Like all other nForce 680i SLI boards it's another black motherboard with blue and white fixtures for differentiation. Just like the Inno3D board, the branding is merely a sticker in the middle of the board. The only other branding on the board is the Nvidia and Nvidia SLI logos, so if you lose the sticker nothing else will tell you this is an XFX board.
The board has a six phase power system and all of the mosfets are cooled with additional heatsinks. Around the CPU socket there are low profile solid aluminium capped capacitors but the rest of the board uses ordinary electrolytic capacitors instead.
PCI-Express and PCI
There are three PCI-Express x16 slots on the board, with the two black ones used in SLI at full x16 bandwidth, while the blue slot only supports up to an x8 bandwidth. Nvidia has suggested the use of a third graphics card for future GPGPU applications or as a physics processor, but you can throw in anything you like since PCI-Express is entirely backwards compatible to x4, x2 or x1 cards.
The bottom slot sits almost right at the base of the board, so a card with a dual slot cooler will suck up the dust right from the bottom of a case. It also means you lose one of the PCI slots which is placed under it. We'd like to have seen an additional PCI slot rather than the two PCI-Express x1 slots and
an x8 if possible, but there's still a single PCI available for use even with SLI being used.

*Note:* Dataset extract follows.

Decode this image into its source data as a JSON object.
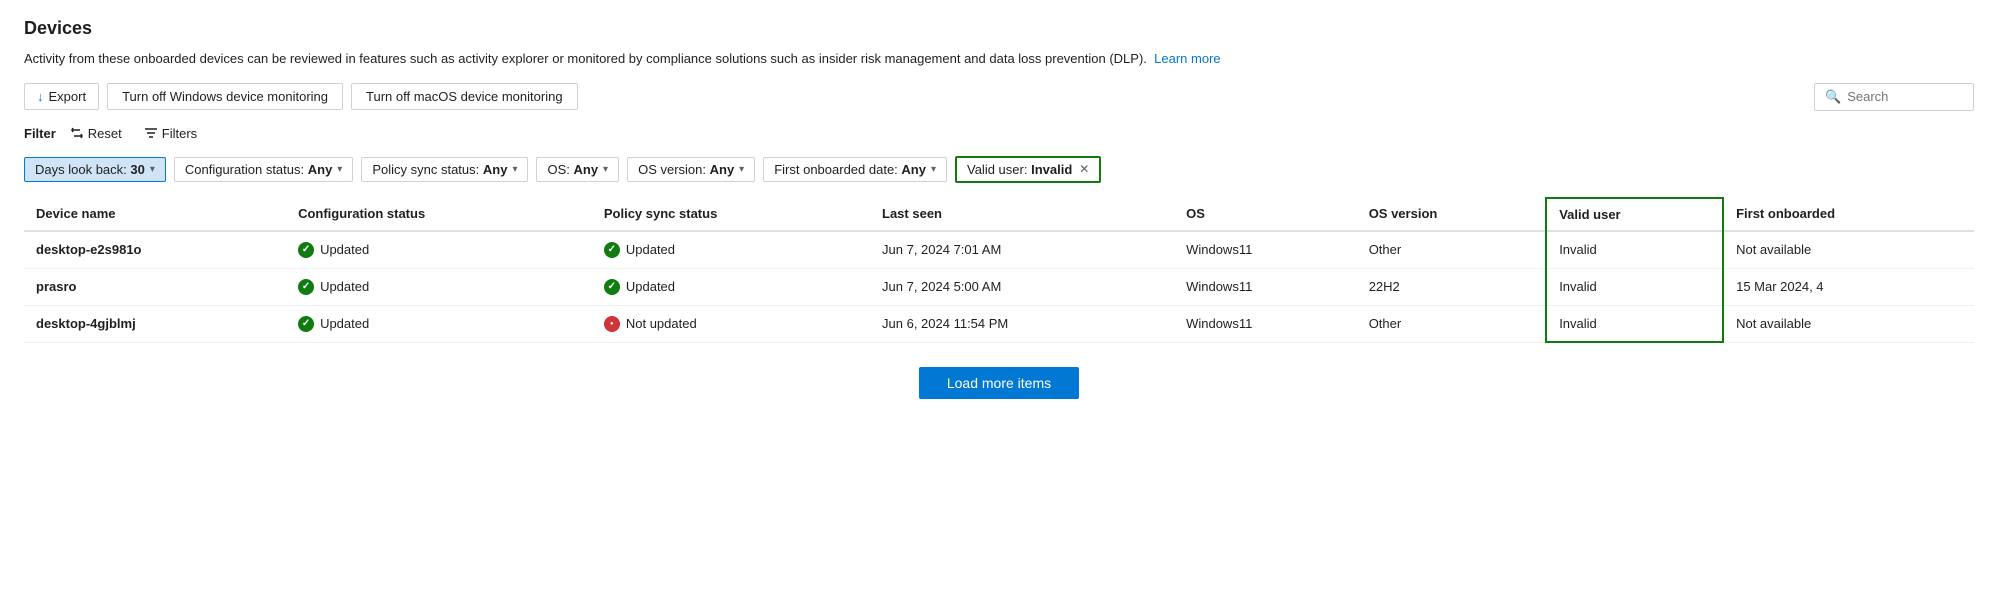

The board includes six SATA 3Gbps ports, four of which are pretty high up on in the middle of the motherboard and the other two are orientated at 90 degrees to the board, pointing towards the usual hard drive placement. Since the included SATA cables don't include 90 degree connectors, having it on board instead to some degree makes for less cable mess.
It would be nice if all the SATA sockets were 90 degrees to the board, but there just isn’t the space around the edge in it's current orientation. The ports are 3Gbps capable and also include RAID 0, 1, 0+1 and 5 with Nvidia's Media Shield technology.
The memory slots are alternately coloured blue and black to denote memory channel, with dual channel memory being enabled when two DIMMs are populated in memory slots of the same colour. The slots are just high enough to get the modules out when a graphics card is installed and they're also a good distance from the CPU socket. EPP is also available, and installing memory that is also EPP capable means that it'll automatically set the speed, timings necessary voltage required to run at the rated speed of the modules.
The heatsinks around the CPU socket and southbridge are passive with a single heatpipe connecting the southbridge to the northbridge. The "optional" fan for the northbridge is actually more necessary
considering the heat the northbridge emits. Unfortunately the fan is far from quiet, although quite a few people I've spoken to about it claim they don't notice it over the noise of the rest of their system.
Power sockets, connectivity and pin outs
The floppy port is at 90 degrees to the motherboard but the IDE port isn’t. It would have been far more useful to swap these two around, since more people use the IDE port than they do a floppy port in this day and age. The power connectors are well placed towards the edge of the board and you don't have to pull a Molex to the other side of the board to plug it in the extra power connector, minimising cable mess. The 8-pin 12V connector is in the top corner behind the rear I/O for easy access.
As far as pin-outs go: the front I/O pins are half way up the board, rather than at the bottom of the case. This seems strange since most cases are designed with cables long enough to reach the bottom corner of the motherboard. It's easy to hide the cables behind the back of the board, but takes a little more work to route them around the IDE/SATA/Molex power connector in the same area.
The other pin outs are all colour labelled for easy identification: blue for USB 2.0, red for Firewire and yellow for serial. The Firewire pin out is a bit of a pain in the backside to get to, but the USB 2.0 pin outs are better placed both above the second SLI graphics card slot and high enough to make using a top PCI bracket slot make the cables still reach.
The on-board power and reset switches are a godsend for enthusiasts and overclockers who play with the board on a desktop, but again unfortunately we have another PC speaker soldered directly to the PCB with no way of removal.
The popular Realtek ALC885 codec supplies the High-Definition audio which includes support for protected content through the appropriate players, as well as includes high rated (analogue weighted) DACs and ADCs. Naturally it includes support for standard 7.1+2-channel surround sound up to 32-bit/192KHz, through analogue and digital S/PDIF. S/PDIF is actually featured on-board through an optical out port on the rear I/O as well as a pin out near the front panel audio connector at the bottom of the motherboard.
The three stereo input ports support microphones with Acoustic Echo Cancellation (AEC), Beam Forming (BF), and Noise Suppression (NS) technologies simultaneously.
Dual Gigabit Ethernet is the standard these days, although we would prefer 802.11g WiFi even if it is at the cost of a second LAN connector. If you're streaming high-definition content or serving several PCs with videos over LAN you'll want Gigabit Ethernet, so at least having it on the motherboard makes a partial investment already.
Nvidia’s integrated PHY Ethernet has a teaming ability between both LAN connectors, as well as TCP/IP offloading to free up the CPU; allowing you to serve other people data while playing games, offering a minimal impact on performance.